Context
FinPilot is building an LLM-powered assistant that answers customer questions about credit-card benefits, fees, disputes, and account policies inside its mobile app. The team has a working prototype, but leadership will only ship if the feature is demonstrably useful and safe.
Constraints
- p95 latency: 2,500ms end-to-end
- Cost ceiling: $0.03 per request and $45K/month at 1.5M requests
- Usefulness bar: at least 75% of evaluated answers are rated helpful on a representative test set
- Safety bar: hallucination rate below 2%, prompt-injection success rate below 0.5%, and unsafe financial guidance rate below 0.1%
- The assistant must refuse when policy information is missing, ambiguous, or unsupported
- Responses must not leak PII or internal-only policy text
Available Resources
- 40K internal policy documents, help-center articles, and compliance FAQs
- 8K historical customer-support chats with human resolutions
- 1K manually labeled evaluation examples across common, ambiguous, and adversarial queries
- Access to an approved GPT-4-class model and a cheaper small model for routing or grading
- Product analytics events: follow-up question rate, escalation to human support, thumbs up/down
Task
- Define a ship-readiness evaluation framework that determines whether the feature is safe and useful enough to launch, including explicit offline metrics, thresholds, and pass/fail criteria.

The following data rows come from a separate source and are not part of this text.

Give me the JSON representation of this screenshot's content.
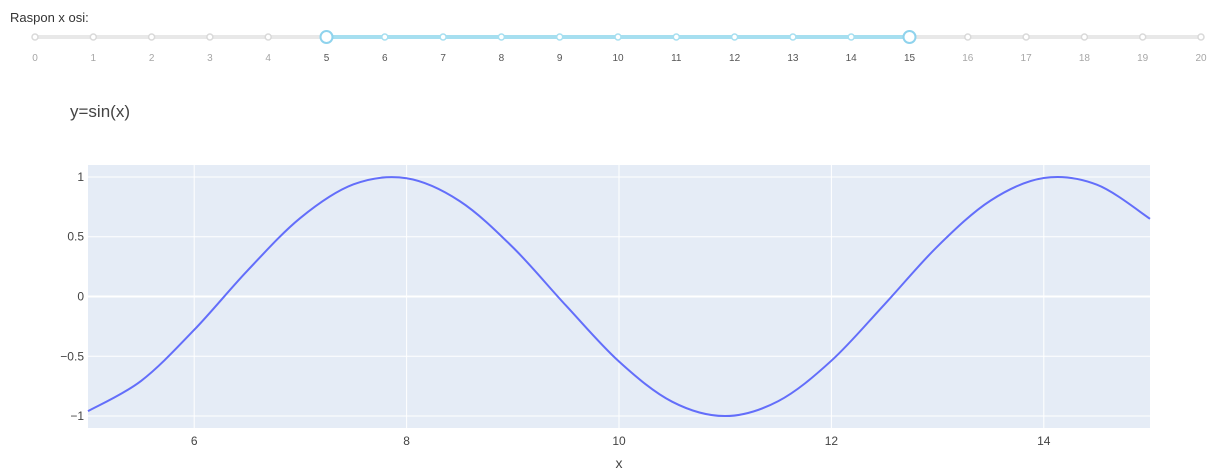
{
  "range_slider": {
    "label": "Raspon x osi:",
    "min": 0,
    "max": 20,
    "step": 1,
    "selected_low": 5,
    "selected_high": 15,
    "marks": [
      "0",
      "1",
      "2",
      "3",
      "4",
      "5",
      "6",
      "7",
      "8",
      "9",
      "10",
      "11",
      "12",
      "13",
      "14",
      "15",
      "16",
      "17",
      "18",
      "19",
      "20"
    ],
    "colors": {
      "track": "#e8e8e8",
      "track_selected": "#a6dff0",
      "dot_border": "#d9d9d9",
      "dot_selected_border": "#a6dff0",
      "handle_border": "#8fd3ed",
      "mark_text": "#a6a6a6",
      "mark_text_selected": "#555555"
    }
  },
  "chart_data": {
    "type": "line",
    "title": "y=sin(x)",
    "xlabel": "x",
    "ylabel": "",
    "xlim": [
      5,
      15
    ],
    "ylim": [
      -1.1,
      1.1
    ],
    "x_ticks": [
      6,
      8,
      10,
      12,
      14
    ],
    "y_ticks": [
      1,
      0.5,
      0,
      -0.5,
      -1
    ],
    "y_tick_labels": [
      "1",
      "0.5",
      "0",
      "−0.5",
      "−1"
    ],
    "grid": true,
    "legend": "none",
    "series": [
      {
        "function": "sin(x)",
        "color": "#636efa",
        "x": [
          5.0,
          5.5,
          6.0,
          6.5,
          7.0,
          7.5,
          8.0,
          8.5,
          9.0,
          9.5,
          10.0,
          10.5,
          11.0,
          11.5,
          12.0,
          12.5,
          13.0,
          13.5,
          14.0,
          14.5,
          15.0
        ],
        "y": [
          -0.959,
          -0.706,
          -0.279,
          0.215,
          0.657,
          0.938,
          0.989,
          0.798,
          0.412,
          -0.075,
          -0.544,
          -0.88,
          -1.0,
          -0.875,
          -0.537,
          -0.066,
          0.42,
          0.803,
          0.991,
          0.935,
          0.65
        ]
      }
    ],
    "colors": {
      "plot_bg": "#e5ecf6",
      "grid": "#ffffff",
      "tick_text": "#444444",
      "title_text": "#444444"
    }
  }
}
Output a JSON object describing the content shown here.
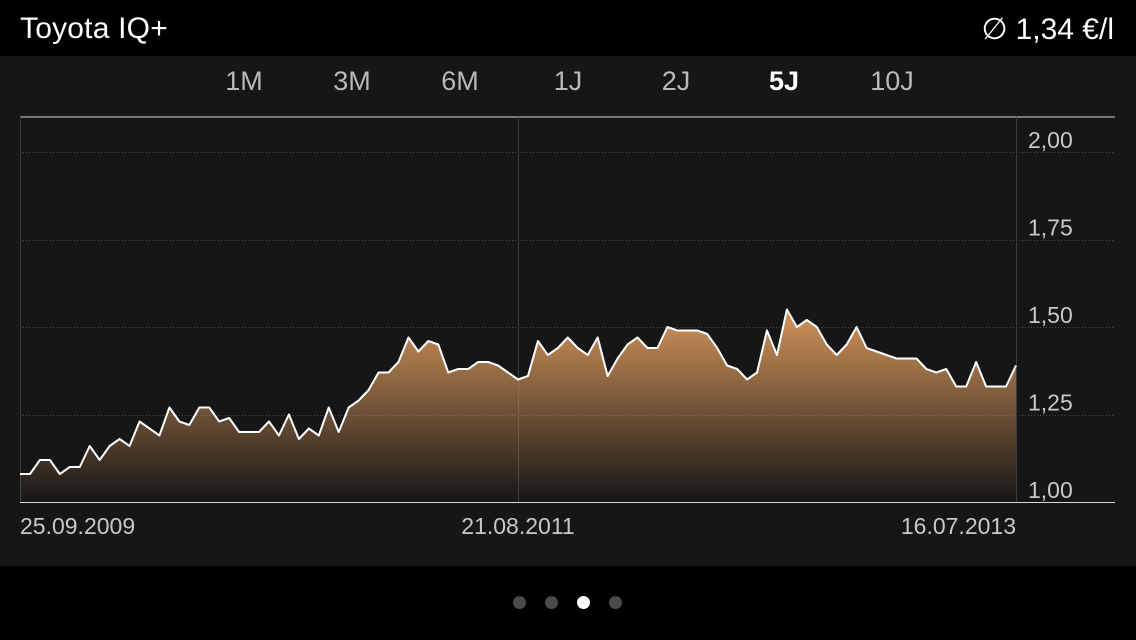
{
  "header": {
    "title": "Toyota IQ+",
    "avg_symbol": "∅",
    "avg_value": "1,34 €/l"
  },
  "tabs": [
    {
      "label": "1M",
      "active": false
    },
    {
      "label": "3M",
      "active": false
    },
    {
      "label": "6M",
      "active": false
    },
    {
      "label": "1J",
      "active": false
    },
    {
      "label": "2J",
      "active": false
    },
    {
      "label": "5J",
      "active": true
    },
    {
      "label": "10J",
      "active": false
    }
  ],
  "pager": {
    "count": 4,
    "active_index": 2
  },
  "colors": {
    "accent": "#d4955a",
    "line": "#ffffff",
    "panel": "#161616"
  },
  "chart_data": {
    "type": "area",
    "x_start": "25.09.2009",
    "x_end": "16.07.2013",
    "x_ticks": [
      "25.09.2009",
      "21.08.2011",
      "16.07.2013"
    ],
    "y_ticks": [
      "1,00",
      "1,25",
      "1,50",
      "1,75",
      "2,00"
    ],
    "ylim": [
      1.0,
      2.1
    ],
    "grid": true,
    "values": [
      1.08,
      1.08,
      1.12,
      1.12,
      1.08,
      1.1,
      1.1,
      1.16,
      1.12,
      1.16,
      1.18,
      1.16,
      1.23,
      1.21,
      1.19,
      1.27,
      1.23,
      1.22,
      1.27,
      1.27,
      1.23,
      1.24,
      1.2,
      1.2,
      1.2,
      1.23,
      1.19,
      1.25,
      1.18,
      1.21,
      1.19,
      1.27,
      1.2,
      1.27,
      1.29,
      1.32,
      1.37,
      1.37,
      1.4,
      1.47,
      1.43,
      1.46,
      1.45,
      1.37,
      1.38,
      1.38,
      1.4,
      1.4,
      1.39,
      1.37,
      1.35,
      1.36,
      1.46,
      1.42,
      1.44,
      1.47,
      1.44,
      1.42,
      1.47,
      1.36,
      1.41,
      1.45,
      1.47,
      1.44,
      1.44,
      1.5,
      1.49,
      1.49,
      1.49,
      1.48,
      1.44,
      1.39,
      1.38,
      1.35,
      1.37,
      1.49,
      1.42,
      1.55,
      1.5,
      1.52,
      1.5,
      1.45,
      1.42,
      1.45,
      1.5,
      1.44,
      1.43,
      1.42,
      1.41,
      1.41,
      1.41,
      1.38,
      1.37,
      1.38,
      1.33,
      1.33,
      1.4,
      1.33,
      1.33,
      1.33,
      1.39
    ]
  }
}
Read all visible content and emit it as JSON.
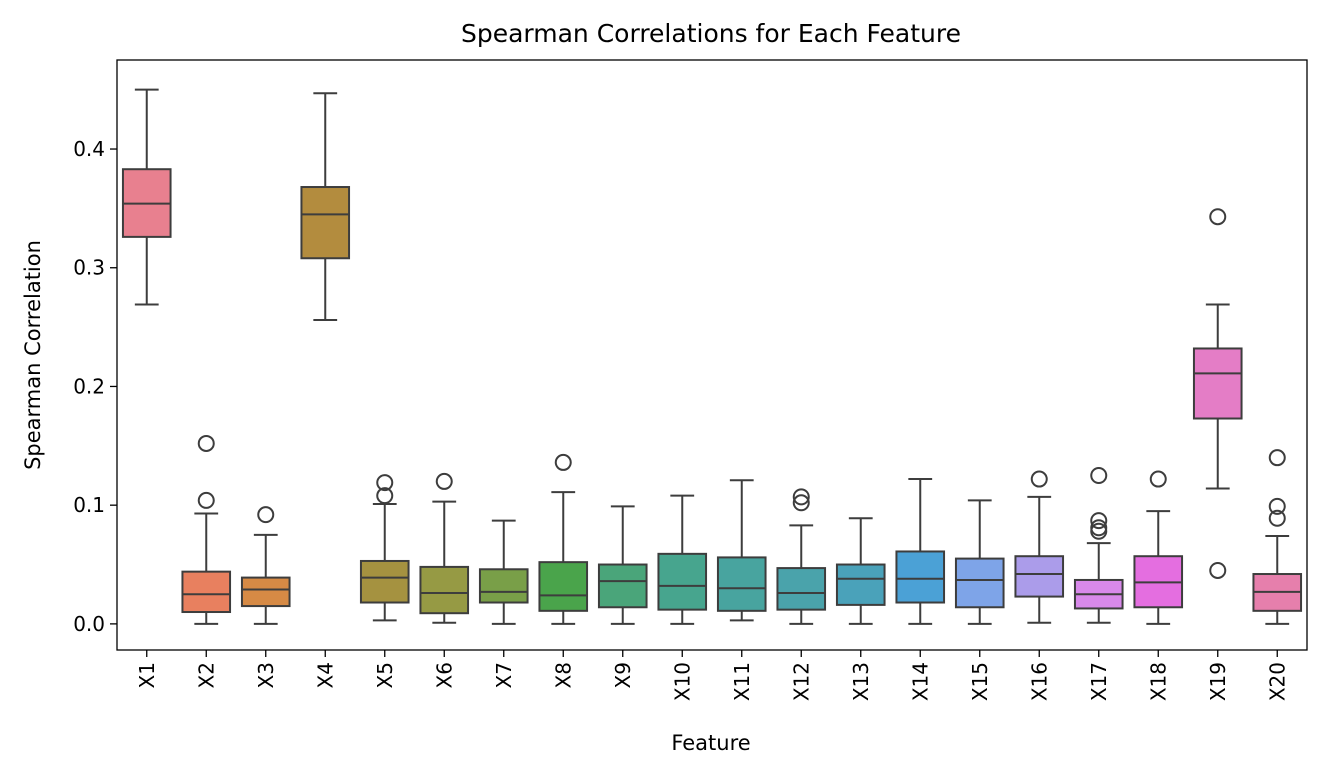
{
  "chart_data": {
    "type": "box",
    "title": "Spearman Correlations for Each Feature",
    "xlabel": "Feature",
    "ylabel": "Spearman Correlation",
    "ylim": [
      -0.022,
      0.475
    ],
    "yticks": [
      0.0,
      0.1,
      0.2,
      0.3,
      0.4
    ],
    "ytick_labels": [
      "0.0",
      "0.1",
      "0.2",
      "0.3",
      "0.4"
    ],
    "grid": false,
    "legend": "none",
    "categories": [
      "X1",
      "X2",
      "X3",
      "X4",
      "X5",
      "X6",
      "X7",
      "X8",
      "X9",
      "X10",
      "X11",
      "X12",
      "X13",
      "X14",
      "X15",
      "X16",
      "X17",
      "X18",
      "X19",
      "X20"
    ],
    "boxes": [
      {
        "name": "X1",
        "color": "#e8808f",
        "whisker_low": 0.269,
        "q1": 0.326,
        "median": 0.354,
        "q3": 0.383,
        "whisker_high": 0.45,
        "outliers": []
      },
      {
        "name": "X2",
        "color": "#e8805f",
        "whisker_low": 0.0,
        "q1": 0.01,
        "median": 0.025,
        "q3": 0.044,
        "whisker_high": 0.093,
        "outliers": [
          0.104,
          0.152
        ]
      },
      {
        "name": "X3",
        "color": "#d68a45",
        "whisker_low": 0.0,
        "q1": 0.015,
        "median": 0.029,
        "q3": 0.039,
        "whisker_high": 0.075,
        "outliers": [
          0.092
        ]
      },
      {
        "name": "X4",
        "color": "#b38c3e",
        "whisker_low": 0.256,
        "q1": 0.308,
        "median": 0.345,
        "q3": 0.368,
        "whisker_high": 0.447,
        "outliers": []
      },
      {
        "name": "X5",
        "color": "#a59240",
        "whisker_low": 0.003,
        "q1": 0.018,
        "median": 0.039,
        "q3": 0.053,
        "whisker_high": 0.101,
        "outliers": [
          0.108,
          0.119
        ]
      },
      {
        "name": "X6",
        "color": "#969a44",
        "whisker_low": 0.001,
        "q1": 0.009,
        "median": 0.026,
        "q3": 0.048,
        "whisker_high": 0.103,
        "outliers": [
          0.12
        ]
      },
      {
        "name": "X7",
        "color": "#799f48",
        "whisker_low": 0.0,
        "q1": 0.018,
        "median": 0.027,
        "q3": 0.046,
        "whisker_high": 0.087,
        "outliers": []
      },
      {
        "name": "X8",
        "color": "#4aa44b",
        "whisker_low": 0.0,
        "q1": 0.011,
        "median": 0.024,
        "q3": 0.052,
        "whisker_high": 0.111,
        "outliers": [
          0.136
        ]
      },
      {
        "name": "X9",
        "color": "#4aa57a",
        "whisker_low": 0.0,
        "q1": 0.014,
        "median": 0.036,
        "q3": 0.05,
        "whisker_high": 0.099,
        "outliers": []
      },
      {
        "name": "X10",
        "color": "#47a58e",
        "whisker_low": 0.0,
        "q1": 0.012,
        "median": 0.032,
        "q3": 0.059,
        "whisker_high": 0.108,
        "outliers": []
      },
      {
        "name": "X11",
        "color": "#48a49f",
        "whisker_low": 0.003,
        "q1": 0.011,
        "median": 0.03,
        "q3": 0.056,
        "whisker_high": 0.121,
        "outliers": []
      },
      {
        "name": "X12",
        "color": "#4aa3ab",
        "whisker_low": 0.0,
        "q1": 0.012,
        "median": 0.026,
        "q3": 0.047,
        "whisker_high": 0.083,
        "outliers": [
          0.102,
          0.107
        ]
      },
      {
        "name": "X13",
        "color": "#4aa2ba",
        "whisker_low": 0.0,
        "q1": 0.016,
        "median": 0.038,
        "q3": 0.05,
        "whisker_high": 0.089,
        "outliers": []
      },
      {
        "name": "X14",
        "color": "#4ba1d6",
        "whisker_low": 0.0,
        "q1": 0.018,
        "median": 0.038,
        "q3": 0.061,
        "whisker_high": 0.122,
        "outliers": []
      },
      {
        "name": "X15",
        "color": "#7ea4e8",
        "whisker_low": 0.0,
        "q1": 0.014,
        "median": 0.037,
        "q3": 0.055,
        "whisker_high": 0.104,
        "outliers": []
      },
      {
        "name": "X16",
        "color": "#ab9cea",
        "whisker_low": 0.001,
        "q1": 0.023,
        "median": 0.042,
        "q3": 0.057,
        "whisker_high": 0.107,
        "outliers": [
          0.122
        ]
      },
      {
        "name": "X17",
        "color": "#d889ea",
        "whisker_low": 0.001,
        "q1": 0.013,
        "median": 0.025,
        "q3": 0.037,
        "whisker_high": 0.068,
        "outliers": [
          0.078,
          0.081,
          0.087,
          0.125
        ]
      },
      {
        "name": "X18",
        "color": "#e46ee0",
        "whisker_low": 0.0,
        "q1": 0.014,
        "median": 0.035,
        "q3": 0.057,
        "whisker_high": 0.095,
        "outliers": [
          0.122
        ]
      },
      {
        "name": "X19",
        "color": "#e47dc6",
        "whisker_low": 0.114,
        "q1": 0.173,
        "median": 0.211,
        "q3": 0.232,
        "whisker_high": 0.269,
        "outliers": [
          0.045,
          0.343
        ]
      },
      {
        "name": "X20",
        "color": "#e67fac",
        "whisker_low": 0.0,
        "q1": 0.011,
        "median": 0.027,
        "q3": 0.042,
        "whisker_high": 0.074,
        "outliers": [
          0.089,
          0.099,
          0.14
        ]
      }
    ]
  },
  "style": {
    "line_color": "#3d3d3d",
    "axis_color": "#000000"
  }
}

- Design the online evaluation plan for a limited rollout, including success metrics, guardrails, segmentation, and rollback triggers.
- Propose the minimum architecture and prompting approach needed to meet the evaluation bar, including how the system should refuse, cite evidence, and defend against prompt injection.
- Explain how you would calibrate LLM-as-judge, where human review is required, and how you would monitor regressions after launch.
- Estimate cost and latency for the evaluation and serving approach, and describe the main tradeoffs you would make if the system misses either budget.